West India Docks Act 1831
- Parliament of the United Kingdom
- Long title: An Act to consolidate and amend the several Acts for making the West India Docks.
- Citation: 1 & 2 Will. 4. c. lii
- Territorial extent: United Kingdom

Dates
- Royal assent: 23 August 1831
- Commencement: 23 August 1831
- Repealed: 23 December 1920
- Repeals/revokes: See § Repealed enactments
- Amended by: West and East India Dock Act 1838; East and West India Dock Company Act 1874;
- Repealed by: Port of London (Consolidation) Act 1920

Status: Repealed

Text of statute as originally enacted

= West India Docks Act 1831 =

Act of the Parliament of the United Kingdom

The West India Docks Act 1831 (1 & 2 Will. 4. c. lii) was an act of the Parliament of the United Kingdom that consolidated enactments relating to the construction and management of the West India Docks on the Isle of Dogs in London.

== Background ==
The West India Dock Company was incorporated by an Act of 1799 to build docks on the Isle of Dogs for the West India trade, with a compulsory clause requiring West Indian shipping to use the new docks.

== Provisions ==
=== Repealed enactments ===
Section 1 of the act repealed 7 enactments recited in the preamble to the act, so far as they related to the West India Dock Company.

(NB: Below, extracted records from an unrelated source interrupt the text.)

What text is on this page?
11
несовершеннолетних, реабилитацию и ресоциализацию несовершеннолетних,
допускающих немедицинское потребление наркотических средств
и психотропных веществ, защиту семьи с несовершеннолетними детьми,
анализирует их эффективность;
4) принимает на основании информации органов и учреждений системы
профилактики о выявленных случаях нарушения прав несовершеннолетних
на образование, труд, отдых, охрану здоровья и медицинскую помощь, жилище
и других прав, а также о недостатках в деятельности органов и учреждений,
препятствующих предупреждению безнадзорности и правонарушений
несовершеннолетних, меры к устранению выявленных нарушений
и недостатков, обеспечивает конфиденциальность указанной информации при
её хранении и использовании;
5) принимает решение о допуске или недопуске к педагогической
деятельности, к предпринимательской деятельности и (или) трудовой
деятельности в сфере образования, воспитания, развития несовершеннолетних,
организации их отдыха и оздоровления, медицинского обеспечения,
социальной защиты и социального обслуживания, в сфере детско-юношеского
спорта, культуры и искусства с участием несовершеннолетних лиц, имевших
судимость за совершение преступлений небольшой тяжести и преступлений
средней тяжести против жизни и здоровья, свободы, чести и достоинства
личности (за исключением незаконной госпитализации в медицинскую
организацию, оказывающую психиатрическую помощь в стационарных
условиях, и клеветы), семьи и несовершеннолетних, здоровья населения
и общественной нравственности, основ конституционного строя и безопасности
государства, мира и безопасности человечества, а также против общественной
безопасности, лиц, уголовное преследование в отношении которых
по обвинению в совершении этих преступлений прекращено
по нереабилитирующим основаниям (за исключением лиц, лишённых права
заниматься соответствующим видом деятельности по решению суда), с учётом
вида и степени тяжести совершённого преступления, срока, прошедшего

| Citation | Short title | Description | Extent of repeal |
|---|---|---|---|
| 39 Geo. 3. c. lxix | Port of London Improvement and City Canal Act 1799 | An Act for rendering more commodious and better regulating the Port of London. | So far as the same relate to the West India Dock Company. |
| 42 Geo. 3. c. cxiii | West India Dock Company Act 1802 | An Act to alter and amend an Act passed in the thirty-ninth year of His present Majesty's reign, intituled "An Act for rendering more commodious and for better regulating the Port of London," so far as the same relates to the concerns of the West India Dock Company thereby established, and for extending to other objects the compensations directed to be made by the said act. | The whole act. |
| 44 Geo. 3. c. vii | West India Docks Act 1804 | An Act for raising a further sum of money for carrying into execution an Act passed in the thirty-ninth year of the reign of His present Majesty, intituled "An Act for rendering more commodious and for better regulating the Port of London," and another Act passed in the forty-second year of the said reign, to alter and amend the first-mentioned act. | The whole act. |
| 47 Geo. 3. Sess. 2. c. xxxi | Port of London Improvement and City Canal Act 1807 | An Act to authorize the advancement of further sums of money out of the Consolidated Fund, to be applied in completing the canal across the Isle of Dogs, and erecting other works there, and for effecting other improvements of the Port of London, in execution of certain acts already passed for these purposes. | So far as the same relate to the West India Dock Company. |
| 47 Geo. 3. Sess. 2. c. 65 | Auction Duty Act 1807 | An Act to exempt sales of West India produce by the West India Dock Company, for payment of duties and charges, from the auction duty. | So far as the same relate to the West India Dock Company. |
| 10 Geo. 4. c. lxvii | West India Dock Company Act 1829 | An Act to enable the West India Dock Company to raise a further sum of money. | The whole act. |
| 10 Geo. 4. c. cxxx | City Canal Act 1829 | An Act for the sale of the City Canal, and for other purposes relating thereto. | The whole act. |

== Subsequent developments ==
The West India Docks merged with the East India Docks under the West and East India Dock Act 1838 (1 & 2 Vict. c. ix) to form the East and West India Dock Company.

The whole act was repealed by section 3 of, and the third schedule to, the Port of London (Consolidation) Act 1920 (10 & 11 Geo. 5. c. clxxiii), which came into force on 23 December 1920.